I don’t think that the Appraiser’s Office is at fault. Assessments - for the most part - fall below a property’s true market value (of course, there are cases where properties are over assessed, but that’s the exception, not the norm…and believe me there is a whole industry of attorneys and tax agents that has made a generous living out of getting assessments lowered at the Value Adjustment Board).
The property’s value is just one side of the property tax equation. If municipalities and politicians are serious about lowering taxes, all they have to do is significantly lower the millage rate, not just lower it $0.30 and then publicly state that they lowered taxes.
January 10th, 2008 at 8:42 pm
Very well put Adrian. When will floridians understand the property is with goverment spending and the millage rate not the assessed value. When are you running ?? I’ll vote for you!

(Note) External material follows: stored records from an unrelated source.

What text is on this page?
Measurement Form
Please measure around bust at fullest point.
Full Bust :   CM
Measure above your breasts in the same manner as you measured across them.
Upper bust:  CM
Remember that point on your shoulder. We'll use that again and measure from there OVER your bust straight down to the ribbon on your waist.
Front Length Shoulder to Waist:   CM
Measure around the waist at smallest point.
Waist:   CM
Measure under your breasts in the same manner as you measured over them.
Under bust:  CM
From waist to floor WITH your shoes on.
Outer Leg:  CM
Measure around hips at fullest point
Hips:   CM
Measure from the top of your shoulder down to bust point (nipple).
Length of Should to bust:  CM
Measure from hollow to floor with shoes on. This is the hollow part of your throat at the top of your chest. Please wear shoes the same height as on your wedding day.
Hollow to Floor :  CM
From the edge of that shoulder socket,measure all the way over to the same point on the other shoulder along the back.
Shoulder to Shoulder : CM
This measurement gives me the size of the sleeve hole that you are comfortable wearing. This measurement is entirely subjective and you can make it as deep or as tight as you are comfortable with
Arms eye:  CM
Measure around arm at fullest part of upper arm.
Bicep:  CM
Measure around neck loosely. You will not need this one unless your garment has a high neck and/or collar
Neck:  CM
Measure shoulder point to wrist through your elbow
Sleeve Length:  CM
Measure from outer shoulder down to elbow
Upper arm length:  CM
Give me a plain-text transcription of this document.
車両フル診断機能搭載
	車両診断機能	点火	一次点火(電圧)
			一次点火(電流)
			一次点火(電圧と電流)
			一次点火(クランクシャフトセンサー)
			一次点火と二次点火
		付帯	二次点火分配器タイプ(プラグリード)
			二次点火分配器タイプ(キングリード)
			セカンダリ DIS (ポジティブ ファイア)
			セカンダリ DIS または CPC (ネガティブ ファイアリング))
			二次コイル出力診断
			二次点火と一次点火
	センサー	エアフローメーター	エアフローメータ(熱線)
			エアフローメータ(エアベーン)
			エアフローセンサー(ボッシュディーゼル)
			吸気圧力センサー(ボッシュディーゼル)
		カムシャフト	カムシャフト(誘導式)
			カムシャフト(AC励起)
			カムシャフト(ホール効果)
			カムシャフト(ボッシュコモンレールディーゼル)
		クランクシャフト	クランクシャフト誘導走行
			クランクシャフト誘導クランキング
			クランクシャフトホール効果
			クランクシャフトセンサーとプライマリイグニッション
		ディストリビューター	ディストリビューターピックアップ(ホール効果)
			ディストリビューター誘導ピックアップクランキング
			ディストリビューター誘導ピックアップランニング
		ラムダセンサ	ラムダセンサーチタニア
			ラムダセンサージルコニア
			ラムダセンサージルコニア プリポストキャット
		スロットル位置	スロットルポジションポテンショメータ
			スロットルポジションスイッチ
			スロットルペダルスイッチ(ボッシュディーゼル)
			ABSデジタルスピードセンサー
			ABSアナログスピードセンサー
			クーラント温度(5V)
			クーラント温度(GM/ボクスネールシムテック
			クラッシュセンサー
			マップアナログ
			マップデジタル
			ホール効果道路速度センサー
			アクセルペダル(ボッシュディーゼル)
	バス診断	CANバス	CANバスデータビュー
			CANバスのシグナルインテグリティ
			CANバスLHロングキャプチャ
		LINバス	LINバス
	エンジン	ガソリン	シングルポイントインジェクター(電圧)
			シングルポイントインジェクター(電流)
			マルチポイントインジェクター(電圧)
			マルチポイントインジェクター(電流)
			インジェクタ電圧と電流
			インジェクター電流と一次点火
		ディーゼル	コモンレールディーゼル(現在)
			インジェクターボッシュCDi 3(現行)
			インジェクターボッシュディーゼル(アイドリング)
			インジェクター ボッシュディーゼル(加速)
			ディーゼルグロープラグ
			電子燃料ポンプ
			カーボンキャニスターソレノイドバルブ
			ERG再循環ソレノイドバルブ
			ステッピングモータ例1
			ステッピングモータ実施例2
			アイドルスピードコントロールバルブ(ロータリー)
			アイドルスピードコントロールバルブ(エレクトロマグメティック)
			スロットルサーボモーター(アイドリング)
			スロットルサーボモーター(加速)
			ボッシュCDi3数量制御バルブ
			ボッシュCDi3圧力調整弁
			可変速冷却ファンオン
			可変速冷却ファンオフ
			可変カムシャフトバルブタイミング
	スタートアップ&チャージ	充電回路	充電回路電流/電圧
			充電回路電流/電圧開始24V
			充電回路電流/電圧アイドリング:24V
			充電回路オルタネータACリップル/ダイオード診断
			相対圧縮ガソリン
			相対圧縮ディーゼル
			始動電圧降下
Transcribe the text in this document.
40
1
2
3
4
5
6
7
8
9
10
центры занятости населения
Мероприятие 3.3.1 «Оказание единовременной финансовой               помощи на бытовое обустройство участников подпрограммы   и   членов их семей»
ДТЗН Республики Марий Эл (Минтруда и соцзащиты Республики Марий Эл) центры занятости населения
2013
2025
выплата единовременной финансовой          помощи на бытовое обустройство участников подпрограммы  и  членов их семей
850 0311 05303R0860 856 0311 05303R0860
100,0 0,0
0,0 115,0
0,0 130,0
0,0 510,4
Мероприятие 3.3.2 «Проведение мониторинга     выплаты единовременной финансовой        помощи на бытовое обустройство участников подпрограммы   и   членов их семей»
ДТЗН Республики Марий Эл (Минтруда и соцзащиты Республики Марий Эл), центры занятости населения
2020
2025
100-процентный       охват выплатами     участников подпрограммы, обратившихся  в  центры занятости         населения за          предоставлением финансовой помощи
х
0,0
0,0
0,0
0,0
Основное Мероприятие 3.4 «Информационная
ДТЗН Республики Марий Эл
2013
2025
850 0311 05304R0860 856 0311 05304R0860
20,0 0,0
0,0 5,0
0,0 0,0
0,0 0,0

January 15th, 2008 at 1:22 am
Ray,
Unfortunately (or fortunately - depending on who you ask), the Miami-Dade Property Appraiser remains the only appointed Property Appraiser in the state of Florida, but maybe not for long. If I remember correctly, it will go on the ballot on Jan 29, 2008 for voters to decide. The Property Appraiser could very well become an elected official. However, this issue’s been so silent that I’m not even sure if it’s finally going on the ballot.
I personally don’t feel that an administrative position (”Property Appraiser” is just a fancy name for what’s really the department director), especially in Miami-Dade, should become politicized. The only ones that stand a chance of running AND winning are career politicians who will fill important ADMINISTRATIVE positions with their cronies.
The Property Appraiser, elected or not, has to abide by Florida Statutes - plain and (not always so) simple.
It will be interesting to see how this plays out. It’s good to know I got at least one vote if I were to decide to run.